Why is hottie even standing near this post abortal scrote bag? She's blind. She's a contestant in a blind beach wear competition and doesn't know the total scrotal meltdown she's standing next to. This bag has it all wrapped up for next month's DB of the month. Fucked up hair, needs a shave, gay look on the face and mystery stuff running down his chest from an encounter in the men's room, plus the sagging shorts, wristband, rosary. Geez, all he's missing is some fake dogtags and he'd have the specials lit on the douche pinball machine.
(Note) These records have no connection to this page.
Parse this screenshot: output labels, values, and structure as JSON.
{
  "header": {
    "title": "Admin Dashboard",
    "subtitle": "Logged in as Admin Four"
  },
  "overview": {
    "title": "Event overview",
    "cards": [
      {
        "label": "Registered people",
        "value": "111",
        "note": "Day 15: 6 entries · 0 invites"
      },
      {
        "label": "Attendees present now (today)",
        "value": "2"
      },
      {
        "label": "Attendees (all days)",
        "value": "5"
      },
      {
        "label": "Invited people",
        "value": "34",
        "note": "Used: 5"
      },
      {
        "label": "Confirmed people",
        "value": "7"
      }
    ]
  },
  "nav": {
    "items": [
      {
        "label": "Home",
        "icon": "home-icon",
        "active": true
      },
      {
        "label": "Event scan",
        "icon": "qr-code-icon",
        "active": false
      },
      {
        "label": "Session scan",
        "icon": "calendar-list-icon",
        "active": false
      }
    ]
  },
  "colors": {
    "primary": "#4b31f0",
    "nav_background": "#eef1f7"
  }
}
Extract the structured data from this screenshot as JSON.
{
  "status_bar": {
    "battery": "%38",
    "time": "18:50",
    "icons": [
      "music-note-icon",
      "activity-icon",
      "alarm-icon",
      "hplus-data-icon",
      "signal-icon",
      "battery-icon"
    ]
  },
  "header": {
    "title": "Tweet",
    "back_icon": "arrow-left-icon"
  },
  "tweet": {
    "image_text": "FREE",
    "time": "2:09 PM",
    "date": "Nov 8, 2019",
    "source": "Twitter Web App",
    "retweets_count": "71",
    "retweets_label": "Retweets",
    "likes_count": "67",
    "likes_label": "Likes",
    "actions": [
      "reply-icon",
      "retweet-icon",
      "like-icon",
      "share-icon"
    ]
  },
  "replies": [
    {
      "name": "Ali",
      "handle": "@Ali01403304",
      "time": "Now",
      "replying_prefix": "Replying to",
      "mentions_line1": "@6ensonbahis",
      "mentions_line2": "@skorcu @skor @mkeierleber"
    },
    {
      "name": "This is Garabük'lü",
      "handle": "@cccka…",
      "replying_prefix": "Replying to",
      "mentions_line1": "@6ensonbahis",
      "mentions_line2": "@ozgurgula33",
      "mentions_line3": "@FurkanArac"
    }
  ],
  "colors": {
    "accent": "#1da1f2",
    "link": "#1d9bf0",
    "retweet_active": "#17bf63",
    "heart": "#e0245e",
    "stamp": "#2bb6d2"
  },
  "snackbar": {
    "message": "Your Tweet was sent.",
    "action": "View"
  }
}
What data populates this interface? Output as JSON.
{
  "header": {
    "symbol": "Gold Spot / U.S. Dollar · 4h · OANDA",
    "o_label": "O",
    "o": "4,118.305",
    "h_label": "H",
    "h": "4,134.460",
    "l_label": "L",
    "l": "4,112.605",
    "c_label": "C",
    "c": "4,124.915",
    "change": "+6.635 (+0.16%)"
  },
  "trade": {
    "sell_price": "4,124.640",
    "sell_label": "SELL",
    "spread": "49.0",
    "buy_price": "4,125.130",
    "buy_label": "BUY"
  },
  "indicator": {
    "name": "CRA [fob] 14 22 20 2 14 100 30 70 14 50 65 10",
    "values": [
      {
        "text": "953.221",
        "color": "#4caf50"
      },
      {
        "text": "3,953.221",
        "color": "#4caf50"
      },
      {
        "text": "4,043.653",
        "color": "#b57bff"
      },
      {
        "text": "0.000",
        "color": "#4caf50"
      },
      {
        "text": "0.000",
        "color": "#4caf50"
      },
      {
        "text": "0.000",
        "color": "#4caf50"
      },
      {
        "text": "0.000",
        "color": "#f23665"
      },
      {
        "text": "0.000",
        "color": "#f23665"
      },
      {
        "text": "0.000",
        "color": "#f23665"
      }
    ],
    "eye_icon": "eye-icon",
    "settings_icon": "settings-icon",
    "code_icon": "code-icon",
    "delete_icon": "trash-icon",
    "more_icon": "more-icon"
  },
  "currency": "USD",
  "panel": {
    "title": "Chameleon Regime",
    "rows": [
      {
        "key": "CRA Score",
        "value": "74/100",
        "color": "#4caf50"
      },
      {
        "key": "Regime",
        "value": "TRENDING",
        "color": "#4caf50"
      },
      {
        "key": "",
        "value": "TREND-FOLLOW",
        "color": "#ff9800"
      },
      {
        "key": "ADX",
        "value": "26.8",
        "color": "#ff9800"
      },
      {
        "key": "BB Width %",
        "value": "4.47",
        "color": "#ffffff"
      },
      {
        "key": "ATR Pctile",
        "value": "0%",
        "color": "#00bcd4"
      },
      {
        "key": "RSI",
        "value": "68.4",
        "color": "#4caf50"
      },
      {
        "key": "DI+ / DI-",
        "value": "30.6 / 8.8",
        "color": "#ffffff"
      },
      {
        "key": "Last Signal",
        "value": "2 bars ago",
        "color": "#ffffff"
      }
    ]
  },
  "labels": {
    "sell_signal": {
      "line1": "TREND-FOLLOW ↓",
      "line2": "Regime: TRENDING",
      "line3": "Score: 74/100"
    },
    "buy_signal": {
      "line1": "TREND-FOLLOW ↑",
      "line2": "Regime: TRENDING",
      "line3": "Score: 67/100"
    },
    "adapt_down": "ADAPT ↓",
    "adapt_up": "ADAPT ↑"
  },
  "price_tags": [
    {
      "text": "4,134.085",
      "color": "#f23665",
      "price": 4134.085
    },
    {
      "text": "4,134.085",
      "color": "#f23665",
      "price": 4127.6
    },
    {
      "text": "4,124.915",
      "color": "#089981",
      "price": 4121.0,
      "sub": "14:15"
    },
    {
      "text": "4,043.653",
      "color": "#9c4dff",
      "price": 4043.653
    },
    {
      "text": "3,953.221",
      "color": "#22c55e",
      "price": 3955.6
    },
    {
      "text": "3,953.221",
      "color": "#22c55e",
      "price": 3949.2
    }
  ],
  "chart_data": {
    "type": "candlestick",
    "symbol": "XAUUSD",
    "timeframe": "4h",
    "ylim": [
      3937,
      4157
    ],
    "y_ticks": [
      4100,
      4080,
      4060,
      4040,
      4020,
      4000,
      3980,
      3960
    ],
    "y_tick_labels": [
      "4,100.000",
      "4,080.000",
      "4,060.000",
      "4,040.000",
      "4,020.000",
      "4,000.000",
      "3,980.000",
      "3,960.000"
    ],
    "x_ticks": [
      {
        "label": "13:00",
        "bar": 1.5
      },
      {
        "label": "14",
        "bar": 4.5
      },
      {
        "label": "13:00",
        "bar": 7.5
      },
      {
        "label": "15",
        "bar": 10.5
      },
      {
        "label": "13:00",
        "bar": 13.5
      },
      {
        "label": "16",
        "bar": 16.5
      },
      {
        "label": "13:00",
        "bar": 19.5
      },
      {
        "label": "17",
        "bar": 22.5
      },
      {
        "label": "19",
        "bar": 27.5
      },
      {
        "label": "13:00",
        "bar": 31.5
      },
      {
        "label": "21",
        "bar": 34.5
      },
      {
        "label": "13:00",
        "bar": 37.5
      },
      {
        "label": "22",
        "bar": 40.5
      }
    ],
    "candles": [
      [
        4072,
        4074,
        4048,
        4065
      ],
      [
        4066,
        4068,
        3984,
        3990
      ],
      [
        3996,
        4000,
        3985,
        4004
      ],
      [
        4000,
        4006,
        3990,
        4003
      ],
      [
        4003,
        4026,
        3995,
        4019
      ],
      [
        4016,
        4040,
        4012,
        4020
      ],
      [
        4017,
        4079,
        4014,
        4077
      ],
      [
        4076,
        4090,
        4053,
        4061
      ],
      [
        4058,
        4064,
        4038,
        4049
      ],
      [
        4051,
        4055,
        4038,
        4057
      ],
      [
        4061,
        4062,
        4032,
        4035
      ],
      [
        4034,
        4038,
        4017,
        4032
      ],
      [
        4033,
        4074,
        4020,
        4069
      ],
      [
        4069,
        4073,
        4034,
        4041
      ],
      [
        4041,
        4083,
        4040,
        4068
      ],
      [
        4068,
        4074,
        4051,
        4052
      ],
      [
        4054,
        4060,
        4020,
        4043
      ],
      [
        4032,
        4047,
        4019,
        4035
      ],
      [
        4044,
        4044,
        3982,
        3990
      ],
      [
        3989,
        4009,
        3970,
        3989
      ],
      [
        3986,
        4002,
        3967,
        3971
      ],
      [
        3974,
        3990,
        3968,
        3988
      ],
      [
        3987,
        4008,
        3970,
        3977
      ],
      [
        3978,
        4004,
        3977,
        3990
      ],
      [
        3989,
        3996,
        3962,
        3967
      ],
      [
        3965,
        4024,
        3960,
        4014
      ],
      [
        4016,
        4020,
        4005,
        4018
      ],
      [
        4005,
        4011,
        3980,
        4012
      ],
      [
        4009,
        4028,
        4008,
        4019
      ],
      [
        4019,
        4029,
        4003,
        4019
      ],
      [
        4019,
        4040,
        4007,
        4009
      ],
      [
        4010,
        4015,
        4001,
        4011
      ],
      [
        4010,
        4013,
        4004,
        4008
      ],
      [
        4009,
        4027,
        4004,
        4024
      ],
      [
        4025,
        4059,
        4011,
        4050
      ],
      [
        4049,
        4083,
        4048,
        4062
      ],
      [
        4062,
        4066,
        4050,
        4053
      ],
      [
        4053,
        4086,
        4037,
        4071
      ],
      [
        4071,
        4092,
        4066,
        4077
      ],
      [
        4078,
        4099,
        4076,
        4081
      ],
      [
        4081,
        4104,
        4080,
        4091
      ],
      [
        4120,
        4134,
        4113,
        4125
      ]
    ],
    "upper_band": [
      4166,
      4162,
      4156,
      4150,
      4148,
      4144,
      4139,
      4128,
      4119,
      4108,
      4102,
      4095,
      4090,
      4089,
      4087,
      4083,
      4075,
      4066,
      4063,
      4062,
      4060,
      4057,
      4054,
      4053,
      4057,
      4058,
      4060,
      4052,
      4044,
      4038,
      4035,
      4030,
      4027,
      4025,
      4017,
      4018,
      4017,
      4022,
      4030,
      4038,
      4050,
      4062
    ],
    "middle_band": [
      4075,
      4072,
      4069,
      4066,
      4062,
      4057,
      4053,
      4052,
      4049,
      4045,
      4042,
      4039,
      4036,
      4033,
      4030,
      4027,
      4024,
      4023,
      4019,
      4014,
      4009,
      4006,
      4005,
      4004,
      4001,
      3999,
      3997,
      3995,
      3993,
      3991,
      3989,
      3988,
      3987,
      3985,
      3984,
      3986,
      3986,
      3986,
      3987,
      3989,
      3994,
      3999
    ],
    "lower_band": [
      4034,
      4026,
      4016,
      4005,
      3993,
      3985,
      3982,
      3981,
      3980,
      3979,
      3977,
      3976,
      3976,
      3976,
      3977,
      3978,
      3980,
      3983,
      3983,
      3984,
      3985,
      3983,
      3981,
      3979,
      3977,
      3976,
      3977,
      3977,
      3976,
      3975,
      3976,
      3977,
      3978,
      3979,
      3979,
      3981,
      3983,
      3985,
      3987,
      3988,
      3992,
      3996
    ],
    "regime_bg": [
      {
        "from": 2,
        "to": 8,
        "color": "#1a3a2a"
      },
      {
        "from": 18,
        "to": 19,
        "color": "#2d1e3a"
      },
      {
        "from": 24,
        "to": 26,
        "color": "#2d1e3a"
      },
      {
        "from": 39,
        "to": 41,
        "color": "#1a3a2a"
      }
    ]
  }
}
Jab him in the eyes with an icepick and follow that up with multiple strikes to the head with a dull hatchet and we're done here.
 
This is an unfair picture. He is WAY too nasty a douchebag to be pictured with Amazon Transsexual And Titties (AT-AT). I do not have the bitter bliss of douche-hottie transcendence; I have the bitter barfing of one of the most despicable turds I've ever seen with a creepy she-thing.

Watch out for AT-AT...this bitch is bleethed out with antidote-resistant armor.
 
you know what they say about dudes with nipple rings, a rosary piece, thumb ring and a tattoo on his mankini line........... PIPE FARTING Douchebag
 
This scrote would stroll w/ the weekly award but the tranny might just kill off his chances. Tough break, greaseball.
 
these comments are hilarious...so damn funny im near regurgitating rum and coke through my nose due to spastic laughter...
 
i for one think that this hottie way more hot than tranny overtones.

the douchebag must be desperately trying to look tall. you're just gonna "capsize" your chin and fall backwards, fella.
 
did this douche pull his pants down before the photo? let's point out the obvious: gigantic sunglasses which cover more than half his face (good thing), the nipple rings, the left thumb ring, the bleached hair (which needs to be re-bleached),the stupid chain which drops down to his belly button, by how stiff he is you can tell he's flexing with all he's got (i think may be flexing so hard he's beginning to poop; may be the reason for his lowered shorts). this is douche to the max. fortunately this woman has a pin on her bikini bottom including that she's just a contestant being nice by posing with this idiot because she feels sorry for his overwhelming disease:douchitis
 
He looks like a beefed up Bizzy-D. Seriously kinda hot in a perverted sort of way.